We raise turtles and have done so for over twenty years. Some have become part of the family in the sense that they will never be sold regardless of whether or not we can breed and sell their offspring. It has become clear over the years that these animals can recognize individual people. They come for food for some and not others.

Koko and Alex and our turtles are wild animals—they have not been condition over thousands of generations to love us like cats and dogs. Whoever they are came from evolutionary conditions in which we did not participate.

Several years ago we had a sulcata named Ibn. We grew him as a hatchling until he was better than fifty pounds. During the summer he had the run of the back yard. Often, he would come over and nudge my ankle for a treat or a scratch. These are what I would expect from any associative learning.

But other times I would sit in the back yard and Ibn would leave his usual spot where he grazed and came over nearby and recommence grazing next to me. This happened enough times that I couldn’t just attribute it to checking me out for food or a good scratch—he didn’t indicate that to me with a nudge. But he came to be near me just the same.

These are animals that diverged from our line over two hundred million years ago. There is little common ground between us. But between me and Ibn was something. There was something about being near me he liked. It wasn’t a friendship. It wasn’t anything remotely like anything a human might call a “relationship” except in the broadest terms. But it was something.

This is what made Irene and Alex so interesting. It was clear Alex and Doctor Pepperberg had a real relationship—more than just call and response or task and reward. Yet, Alex’s lineage was just as far from human as Ibn’s. Alex had a wonderful mind and spirit but whatever powered was not the same as what powered ours. All of the brain enhancements that made us human happened since that divergence. If Alex had feelings for Pepperberg—and all signs point to yes on that one—he felt them and expressed them using machinery we did not have.

I have been following Koko since the late seventies. What she and Francine Patterson did together in terms of communication was nothing short of remarkable. But that is not what is profound here is not the work they did together but the deep and lasting relationship they had.

It is easy for a human being to love another human being. While we’re all very different, from any perspective outside of our own species, we’re all pretty much the same. We work hard at that and it’s not a bad thing. When we try to see other points of view we draw ourselves closer. I’m not saying we’re not all individuals—we truly are—but perhaps no more individualized than many other individuals within a species. It’s an intraspecies thing.

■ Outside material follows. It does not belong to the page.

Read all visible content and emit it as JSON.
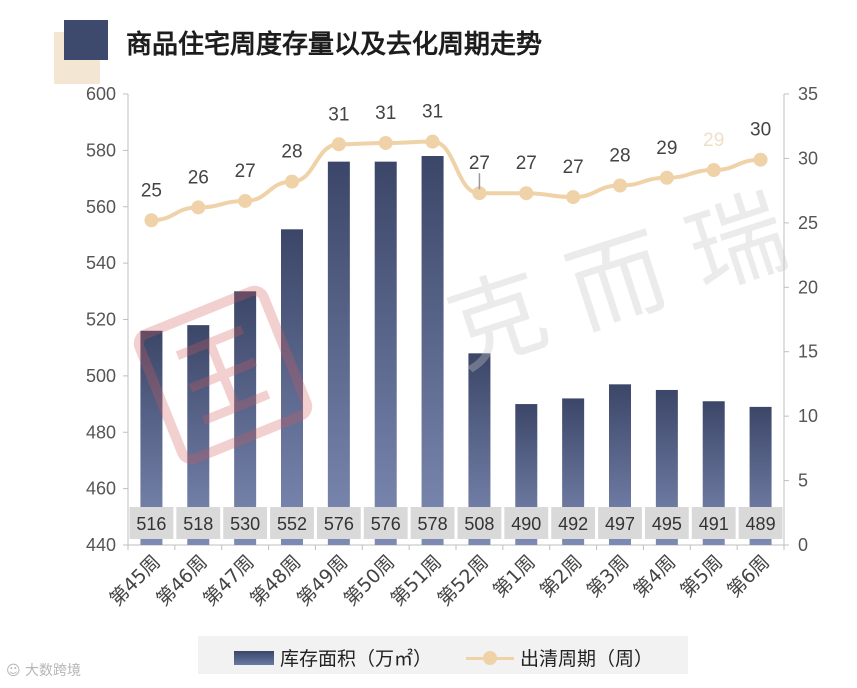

Gorillas aren’t that different from us. They have a big primate brain. The brain is shaped a lot like ours. We didn’t diverge from them more than ten million years ago—more than twenty times that for Alex or Ibn. They’re practically cousins in an evolutionary sense.

They are, in fact, close enough that when we bridge that gap we can be fairly certain that what we recognize on the other side is probably not our imaginations.

I have no doubt that Francine Patterson loved Koko. It’s obvious in her filmed interactions with her. With the way she rewrote her life around Koko. I don’t think Patterson had any illusions about Koko. I don’t think she thought of Koko as another human being the way we so often foist our own species image on other animals. Right now she is no doubt heartbroken and grieving.

I have no doubt Koko cared for Patterson. There is something in the films—some difference between how Koko interacts with her and how Koko interacts with anyone else—that suggests that to me.

Where humans are really at their best is when we try to honestly reach across that species barrier. We do this all the time and if there is anything divine or magnificent about human beings, this is one place where it appears.

It’s not surprising when we love them. It’s a gift when they love us back.